I'm not necessarily saying I think he would have turned into a completely different player, but it isn't that unreasonable to think that on those Red Wings teams they had with Fedorov, Shanahan, Lidstrom, Hull, Robitaille, Holmstrom, whomever, he could have just settled in as one productive cog in an incredibly well oiled machine.
I think Yashin would have been one of many weapons in Detroit, probably would have benefited from some strong mentorship and at least chipped in a fair shair for a cup run at some point between 1996 and 2004.
Yzerman gone, that would hurt Wings, no arguing about that. They would not win so many cups between lockouts, that's sure. Saying that Yashin was such a cancer and choker that Wings would not win any is a fallacy IMO.so basically what you're saying is that you think yashin could have figured as something of a passenger, or second fiddle, and that he perhaps could have made "a cup run" with the wings in one of those years?
There you have it, Detroit couldn't straighten out Avery either.

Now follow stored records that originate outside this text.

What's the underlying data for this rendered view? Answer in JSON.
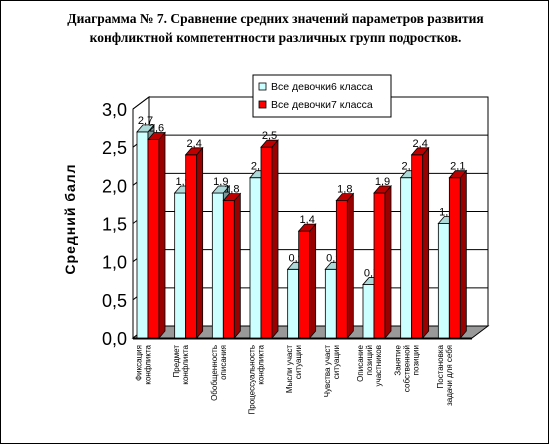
{
  "chart_data": {
    "type": "bar",
    "style": "3d-clustered-column",
    "title_lines": [
      "Диаграмма № 7.   Сравнение средних значений параметров  развития",
      "конфликтной компетентности различных групп подростков."
    ],
    "ylabel": "Средний балл",
    "xlabel": "",
    "ylim": [
      0,
      3.0
    ],
    "yticks": [
      "0,0",
      "0,5",
      "1,0",
      "1,5",
      "2,0",
      "2,5",
      "3,0"
    ],
    "grid": true,
    "legend_position": "top-right",
    "categories": [
      [
        "Фиксация",
        "конфликта"
      ],
      [
        "Предмет",
        "конфликта"
      ],
      [
        "Обобщенность",
        "описания"
      ],
      [
        "Процессуальность",
        "конфликта"
      ],
      [
        "Мысли участ",
        "ситуации"
      ],
      [
        "Чувства участ",
        "ситуации"
      ],
      [
        "Описание",
        "позиций",
        "участников"
      ],
      [
        "Занятие",
        "собственной",
        "позиции"
      ],
      [
        "Постановка",
        "задачи для себя"
      ]
    ],
    "series": [
      {
        "name": "Все девочки6 класса",
        "color": "#CCFFFF",
        "values": [
          2.7,
          1.9,
          1.9,
          2.1,
          0.9,
          0.9,
          0.7,
          2.1,
          1.5
        ],
        "labels": [
          "2,7",
          "1,9",
          "1,9",
          "2,1",
          "0,9",
          "0,9",
          "0,7",
          "2,1",
          "1,5"
        ]
      },
      {
        "name": "Все девочки7 класса",
        "color": "#FF0000",
        "values": [
          2.6,
          2.4,
          1.8,
          2.5,
          1.4,
          1.8,
          1.9,
          2.4,
          2.1
        ],
        "labels": [
          "2,6",
          "2,4",
          "1,8",
          "2,5",
          "1,4",
          "1,8",
          "1,9",
          "2,4",
          "2,1"
        ]
      }
    ]
  }
}
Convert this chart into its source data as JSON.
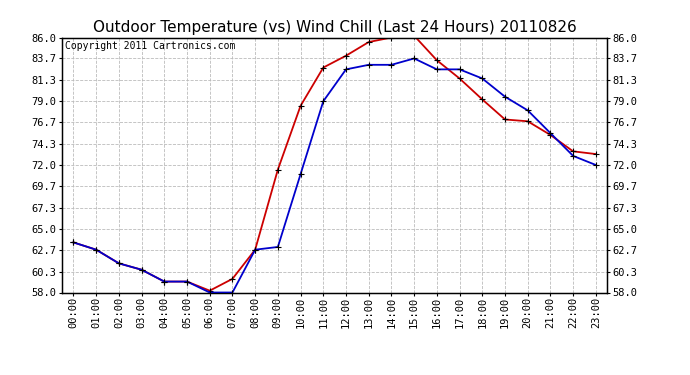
{
  "title": "Outdoor Temperature (vs) Wind Chill (Last 24 Hours) 20110826",
  "copyright": "Copyright 2011 Cartronics.com",
  "hours": [
    "00:00",
    "01:00",
    "02:00",
    "03:00",
    "04:00",
    "05:00",
    "06:00",
    "07:00",
    "08:00",
    "09:00",
    "10:00",
    "11:00",
    "12:00",
    "13:00",
    "14:00",
    "15:00",
    "16:00",
    "17:00",
    "18:00",
    "19:00",
    "20:00",
    "21:00",
    "22:00",
    "23:00"
  ],
  "outdoor_temp": [
    63.5,
    62.7,
    61.2,
    60.5,
    59.2,
    59.2,
    58.2,
    59.5,
    62.7,
    71.5,
    78.5,
    82.7,
    84.0,
    85.5,
    86.0,
    86.2,
    83.5,
    81.5,
    79.2,
    77.0,
    76.8,
    75.3,
    73.5,
    73.2
  ],
  "wind_chill": [
    63.5,
    62.7,
    61.2,
    60.5,
    59.2,
    59.2,
    58.0,
    58.0,
    62.7,
    63.0,
    71.0,
    79.0,
    82.5,
    83.0,
    83.0,
    83.7,
    82.5,
    82.5,
    81.5,
    79.5,
    78.0,
    75.5,
    73.0,
    72.0
  ],
  "temp_color": "#cc0000",
  "wind_chill_color": "#0000cc",
  "bg_color": "#ffffff",
  "plot_bg_color": "#ffffff",
  "grid_color": "#bbbbbb",
  "ylim_min": 58.0,
  "ylim_max": 86.0,
  "yticks": [
    58.0,
    60.3,
    62.7,
    65.0,
    67.3,
    69.7,
    72.0,
    74.3,
    76.7,
    79.0,
    81.3,
    83.7,
    86.0
  ],
  "ytick_labels": [
    "58.0",
    "60.3",
    "62.7",
    "65.0",
    "67.3",
    "69.7",
    "72.0",
    "74.3",
    "76.7",
    "79.0",
    "81.3",
    "83.7",
    "86.0"
  ],
  "title_fontsize": 11,
  "copyright_fontsize": 7,
  "tick_fontsize": 7.5,
  "marker": "+",
  "marker_size": 5,
  "line_width": 1.3
}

Yashin didn't have on-ice antics or make a "sloppy seconds" comment but he was just as much of a subtle cancer. No GM would draft these two clowns. Yashin got that $90 contract from probably the worst GM in the history of the NHL. This was after a sweep in the postseason where he did nothing again. You don't think he was his own worst enemy? It didn't take a rocket scientist to know the Isles were a dysfunctional clan back then but he still took the paycheque and ran.
Saying that Yashin was such a cancer and choker that Wings would not win any is a fallacy IMO.

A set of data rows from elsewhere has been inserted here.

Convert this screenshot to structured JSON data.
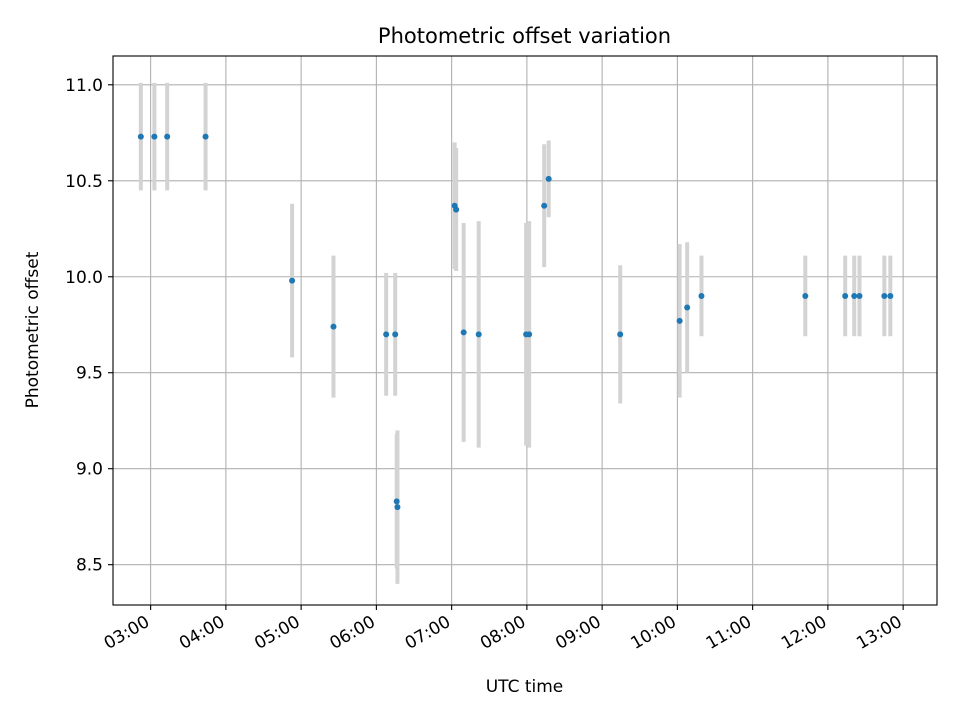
{
  "chart_data": {
    "type": "scatter",
    "title": "Photometric offset variation",
    "xlabel": "UTC time",
    "ylabel": "Photometric offset",
    "x_unit": "hours (UTC)",
    "xlim": [
      2.5,
      13.45
    ],
    "ylim": [
      8.29,
      11.15
    ],
    "x_ticks": [
      3,
      4,
      5,
      6,
      7,
      8,
      9,
      10,
      11,
      12,
      13
    ],
    "x_tick_labels": [
      "03:00",
      "04:00",
      "05:00",
      "06:00",
      "07:00",
      "08:00",
      "09:00",
      "10:00",
      "11:00",
      "12:00",
      "13:00"
    ],
    "y_ticks": [
      8.5,
      9.0,
      9.5,
      10.0,
      10.5,
      11.0
    ],
    "y_tick_labels": [
      "8.5",
      "9.0",
      "9.5",
      "10.0",
      "10.5",
      "11.0"
    ],
    "grid": true,
    "legend": "none",
    "colors": {
      "point": "#1f77b4",
      "errorbar": "#d3d3d3"
    },
    "points": [
      {
        "x": 2.87,
        "y": 10.73,
        "err": 0.28
      },
      {
        "x": 3.05,
        "y": 10.73,
        "err": 0.28
      },
      {
        "x": 3.22,
        "y": 10.73,
        "err": 0.28
      },
      {
        "x": 3.73,
        "y": 10.73,
        "err": 0.28
      },
      {
        "x": 4.88,
        "y": 9.98,
        "err": 0.4
      },
      {
        "x": 5.43,
        "y": 9.74,
        "err": 0.37
      },
      {
        "x": 6.13,
        "y": 9.7,
        "err": 0.32
      },
      {
        "x": 6.25,
        "y": 9.7,
        "err": 0.32
      },
      {
        "x": 6.27,
        "y": 8.83,
        "err": 0.35
      },
      {
        "x": 6.28,
        "y": 8.8,
        "err": 0.4
      },
      {
        "x": 7.04,
        "y": 10.37,
        "err": 0.33
      },
      {
        "x": 7.06,
        "y": 10.35,
        "err": 0.32
      },
      {
        "x": 7.16,
        "y": 9.71,
        "err": 0.57
      },
      {
        "x": 7.36,
        "y": 9.7,
        "err": 0.59
      },
      {
        "x": 7.99,
        "y": 9.7,
        "err": 0.58
      },
      {
        "x": 8.03,
        "y": 9.7,
        "err": 0.59
      },
      {
        "x": 8.23,
        "y": 10.37,
        "err": 0.32
      },
      {
        "x": 8.29,
        "y": 10.51,
        "err": 0.2
      },
      {
        "x": 9.24,
        "y": 9.7,
        "err": 0.36
      },
      {
        "x": 10.03,
        "y": 9.77,
        "err": 0.4
      },
      {
        "x": 10.13,
        "y": 9.84,
        "err": 0.34
      },
      {
        "x": 10.32,
        "y": 9.9,
        "err": 0.21
      },
      {
        "x": 11.7,
        "y": 9.9,
        "err": 0.21
      },
      {
        "x": 12.23,
        "y": 9.9,
        "err": 0.21
      },
      {
        "x": 12.35,
        "y": 9.9,
        "err": 0.21
      },
      {
        "x": 12.42,
        "y": 9.9,
        "err": 0.21
      },
      {
        "x": 12.75,
        "y": 9.9,
        "err": 0.21
      },
      {
        "x": 12.83,
        "y": 9.9,
        "err": 0.21
      }
    ]
  }
}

How the Red Wings would treat a guy they hypothetically traded their captain for is worlds apart from a 4th liner they tried out for 2 half-seasons and then shuffled away to LA with no real public drama.
I think it's telling that Yashin had 11 points in 12 playoff games in his first 2 seasons with the Islanders - which would roughly correspond with the one time in his career he had any reason to believe his organization was going anywhere. Of course, the Islanders just got worse and worse, and even then, his teammates spoke generally well of him, and he was apparently good buddies with Wang (you decide whether that makes him a good or bad team guy) even as his play declined and his salary became a larger burden.
Anyway, I really dislike the line of reasoning that goes "X is a dressing room cancer because of that one time he farted on live TV" or whatever. I think as fans we can get a pretty good idea of players that are particularly well or respected or not, by the way people talk about them, but I just can't believe that people hated Avery because of that one time he mouthed off about Elisha Cuthbert. Besides that, I don't see any reason that a hypothetical Yashin who had his ducks in a row contract wise* would be any different than someone like Mogilny - enigmatic on the ice, quiet off it, but in no way antagonistic or disrespected as a person.
*I really want someone to write a serious biography of Yashin's agent, Mark Gandler, someday. The guy seems like an absolute menace, and has probably done less for North American perception of Russian hockey players than anyone short of Don Cherry. Pat Quinn had a practice of trading away Gandler clients just about as soon as they hit RFA status, even when they were guys with that "warrior" vibe like Dmitri Yushkevich, and seemed to intimate that they were huge headaches to negotiate with.